16 July 2013 ~ 0 Comments

Voluntourists at Home

She and her family had been forced to evacuate their home when Hurricane Katrina was approaching. They hadn’t been back to New Orleans for more than two weeks, and when they were finally told it was safe to return, they packed up some of the belongings they had salvaged and started the long drive home. When they pulled into their driveway, they saw that many trees had fallen, some on their roof and many across the property.

Her mother walked around the house and returned looking shocked. There were people in the backyard!

The family walked around the house to find a group of volunteers cutting down their trees. They had traveled to Louisiana with a visiting church group and proclaimed that they were here to help. They had already cut down a number of trees and were currently cutting down one that had only a few branches missing and the top had fallen off.

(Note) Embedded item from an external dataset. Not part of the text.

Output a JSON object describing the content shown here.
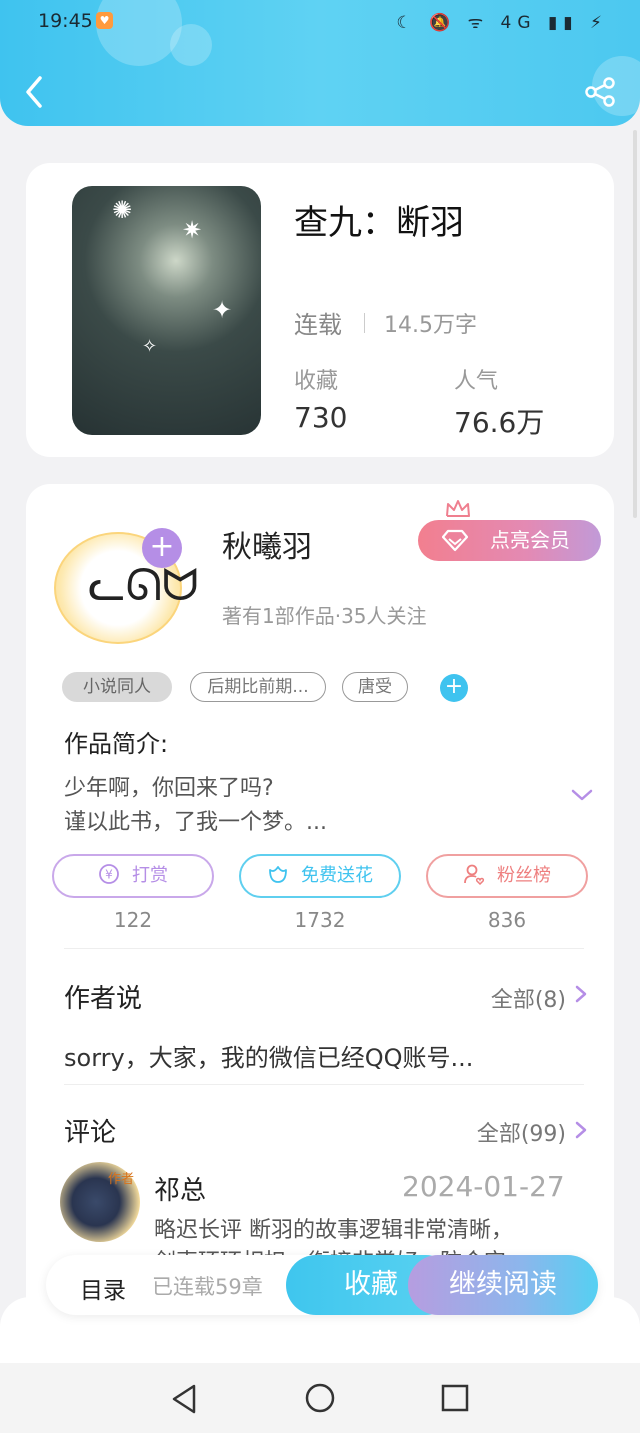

The family got together to chat, to figure out what to do. They were a bit annoyed as they realized the volunteers had been dragging away wood they could have saved for firewood, and they were currently cutting down trees they could probably save…. plus it was stressful to have uninvited people in their home when all they wanted to do was settle in and assess the damage on their own as a family.

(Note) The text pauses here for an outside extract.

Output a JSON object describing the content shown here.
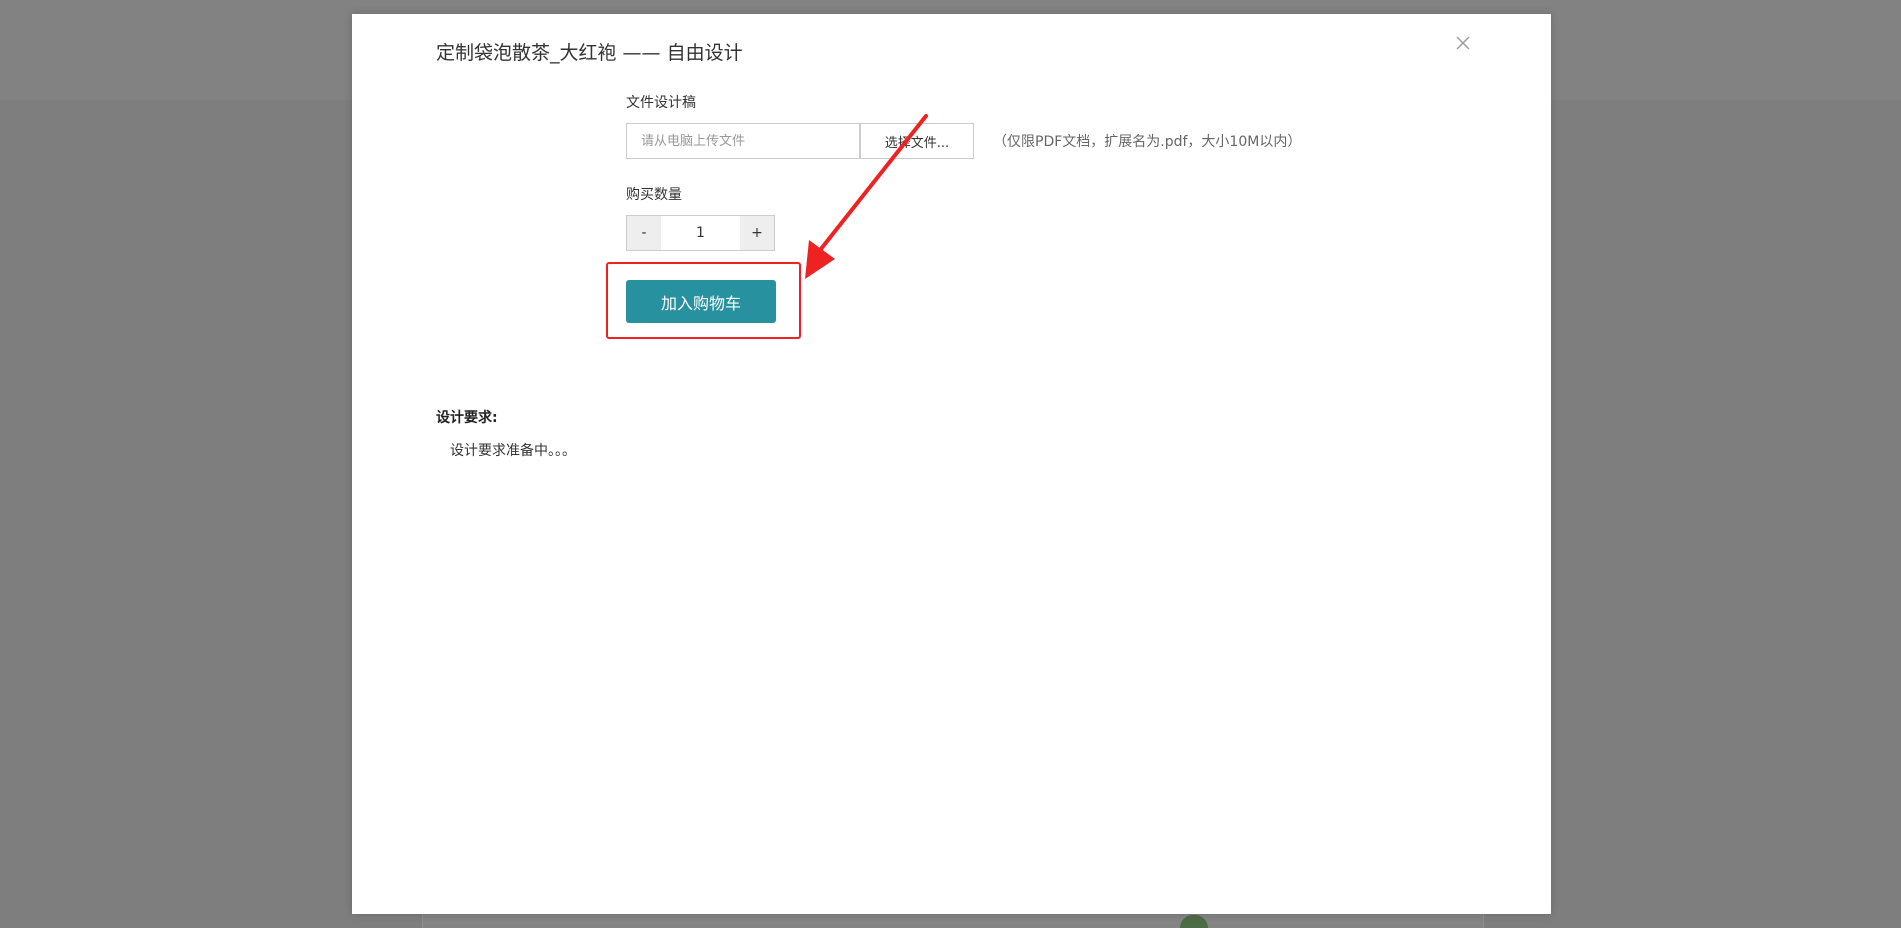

But they realized these volunteers had good intentions! Plus, they didn’t want to offend them and tell them to leave, since they’d traveled all this way to try to “help”.

The volunteers had already removed most of the trees that had fallen on the house. While the trees had damaged the house, they had also prevented additional water and debris from entering their home as the trees had been stoppers, filling the holes they had created.

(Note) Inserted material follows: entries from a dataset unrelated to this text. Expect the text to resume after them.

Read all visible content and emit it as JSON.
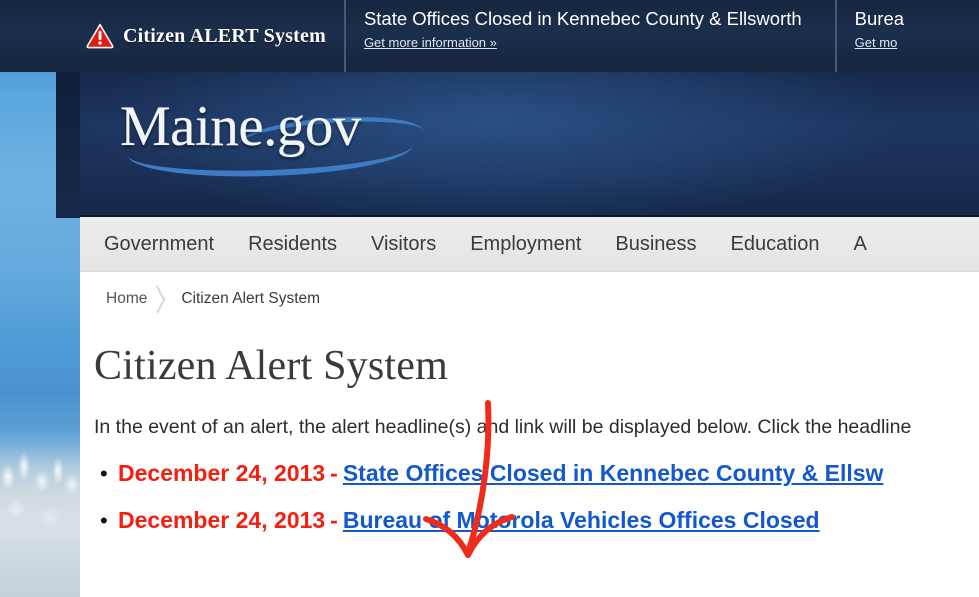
{
  "alert_bar": {
    "brand_label": "Citizen ALERT System",
    "warning_icon": "warning-triangle-icon",
    "items": [
      {
        "title": "State Offices Closed in Kennebec County & Ellsworth",
        "link": "Get more information »"
      },
      {
        "title": "Burea",
        "link": "Get mo"
      }
    ]
  },
  "header": {
    "logo_text": "Maine.gov"
  },
  "nav": {
    "items": [
      {
        "label": "Government"
      },
      {
        "label": "Residents"
      },
      {
        "label": "Visitors"
      },
      {
        "label": "Employment"
      },
      {
        "label": "Business"
      },
      {
        "label": "Education"
      },
      {
        "label": "A"
      }
    ]
  },
  "breadcrumb": {
    "home": "Home",
    "current": "Citizen Alert System"
  },
  "content": {
    "page_title": "Citizen Alert System",
    "intro": "In the event of an alert, the alert headline(s) and link will be displayed below. Click the headline",
    "alerts": [
      {
        "bullet": "•",
        "date": "December 24, 2013",
        "dash": "-",
        "link": "State Offices Closed in Kennebec County & Ellsw"
      },
      {
        "bullet": "•",
        "date": "December 24, 2013",
        "dash": "-",
        "link": "Bureau of Motorola Vehicles Offices Closed"
      }
    ]
  },
  "annotation": {
    "type": "red-arrow",
    "color": "#ef2b1c",
    "points_to": "Bureau of Motorola Vehicles Offices Closed"
  },
  "colors": {
    "alert_bar_bg": "#16263f",
    "header_navy": "#1d3560",
    "nav_bg": "#e8e8e8",
    "date_red": "#f31f11",
    "link_blue": "#1358cc",
    "warning_red": "#e01b0f"
  }
}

When they pulled trees off of the roofs there wasn’t always apparent exposure to the elements but inside it led to additional leeking. The family was so glad that they had returned home just when they did, as the volunteers had just removed a tree from their house which, unbeknown to them, actually had some branches protruding through the roof that they couldn’t have seen just by looking at it from the outside, only from the inside. (There CERTAINLY in another analogy in that!)

They looked over at other houses on the street that the volunteers had already cleared and realized that some neighbors, who were not scheduled to return to their home for more than a week, now had holes in their house exposed to the elements.

“But how do we tell them to LEAVE?” the family asked each other? Instead they politely asked them to keep the rest of the firewood rather than drag it away, and waited as the volunteers marched off to the next home.

A woman who was just on a course I instructed in Cambodia told me this story about her experience living in New Orleans during Hurricane Katrina and I am sharing it here with her permission.